Emily Zhang’s “History of Navigation” received third place in the 2015 Glazner Prize for Creative Writing contest, sponsored by SFUAD’s Creative Writing and Literature Department.
On Atlantic Street a girl lies on the street with vultures
in her throat, the moon melting into the eggshell of her eyes
melting into me. I don’t know if she swallowed the sky
or if the sky swallowed her, but she is spilled like a run
on sentence, preserved in past tense and the holy glow
of streetlight. An exercise in forbearance. Two months
after my grandfather said the name of what would kill him,
we spilled salt on our tongues and drank soup too sparse to be
unstill. My uncle drove without a seatbelt swathed across his
shoulders. He drove until he saw a lake that wrapped its fingers
around the sky’s neck and exhaled while the sky inhaled.

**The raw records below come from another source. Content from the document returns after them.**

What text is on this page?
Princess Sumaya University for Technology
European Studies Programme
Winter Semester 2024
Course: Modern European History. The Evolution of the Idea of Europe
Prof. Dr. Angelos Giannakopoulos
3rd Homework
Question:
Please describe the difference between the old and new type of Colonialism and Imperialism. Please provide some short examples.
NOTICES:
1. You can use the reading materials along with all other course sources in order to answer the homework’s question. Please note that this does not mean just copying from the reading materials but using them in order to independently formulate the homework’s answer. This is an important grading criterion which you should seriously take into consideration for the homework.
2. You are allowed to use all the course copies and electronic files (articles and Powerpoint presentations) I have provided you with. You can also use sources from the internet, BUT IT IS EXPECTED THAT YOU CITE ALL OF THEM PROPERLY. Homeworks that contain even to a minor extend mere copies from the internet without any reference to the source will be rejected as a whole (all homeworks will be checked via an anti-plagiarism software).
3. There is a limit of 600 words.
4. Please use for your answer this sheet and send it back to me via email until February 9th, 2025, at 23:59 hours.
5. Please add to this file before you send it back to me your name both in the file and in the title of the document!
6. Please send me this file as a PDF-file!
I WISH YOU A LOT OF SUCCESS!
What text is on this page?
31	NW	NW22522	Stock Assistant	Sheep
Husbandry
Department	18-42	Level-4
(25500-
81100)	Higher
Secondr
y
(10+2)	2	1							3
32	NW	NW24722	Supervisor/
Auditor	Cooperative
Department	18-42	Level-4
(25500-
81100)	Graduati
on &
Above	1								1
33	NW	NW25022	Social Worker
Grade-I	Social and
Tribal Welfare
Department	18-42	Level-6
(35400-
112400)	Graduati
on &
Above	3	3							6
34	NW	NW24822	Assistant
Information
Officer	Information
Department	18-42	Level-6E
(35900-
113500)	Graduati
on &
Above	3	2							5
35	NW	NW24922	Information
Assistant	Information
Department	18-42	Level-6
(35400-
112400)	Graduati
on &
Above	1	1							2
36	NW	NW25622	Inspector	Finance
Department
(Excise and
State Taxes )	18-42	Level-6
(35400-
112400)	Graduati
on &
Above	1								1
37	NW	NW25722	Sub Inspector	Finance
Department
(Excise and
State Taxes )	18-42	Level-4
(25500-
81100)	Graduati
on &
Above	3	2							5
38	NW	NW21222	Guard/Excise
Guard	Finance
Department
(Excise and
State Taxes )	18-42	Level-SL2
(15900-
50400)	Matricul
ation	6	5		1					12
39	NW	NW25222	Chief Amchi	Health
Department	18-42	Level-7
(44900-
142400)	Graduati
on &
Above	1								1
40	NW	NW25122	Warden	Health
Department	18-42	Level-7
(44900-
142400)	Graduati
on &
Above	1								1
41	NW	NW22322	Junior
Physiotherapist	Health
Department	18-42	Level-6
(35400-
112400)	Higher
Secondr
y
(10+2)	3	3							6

Until he saw a bird and tried to catch it, but its wings broke off
when he grazed it, and he closed his palms over its eyes
and pressed, learned that he couldn’t protect anything anymore.
Six years ago a man on the telephone told her to put her hands
between her thighs and squeeze and she told him nothing.
A ritual in reverse. All I know is that we all have the animal want
in our stomachs to float, that they are burning newspapers
on Atlantic Street now. When the universe was first beginning
a bird took a flashlight from a trashcan and dropped it
into a beautiful coffin. In five hundred years someone will unearth
this moment without the girl, in the wicked heat of June,
tucked in concrete like an exhalation. I wish I were
generous enough to spread the girl’s arms across her sides,
so that she is reaching for herself instead of the rhythmic reeling
of the road. A sort of prayer. I wish I were bold enough to consume
time, but I don’t know how to turn a body into a place.
Emily Zhang is a high school junior from Maryland. Her writing has been recognized by the Scholastic Art and Writing Awards, the Poetry Society of England, the Sierra Nevada Review, and Princeton University. She enjoys watching reality television.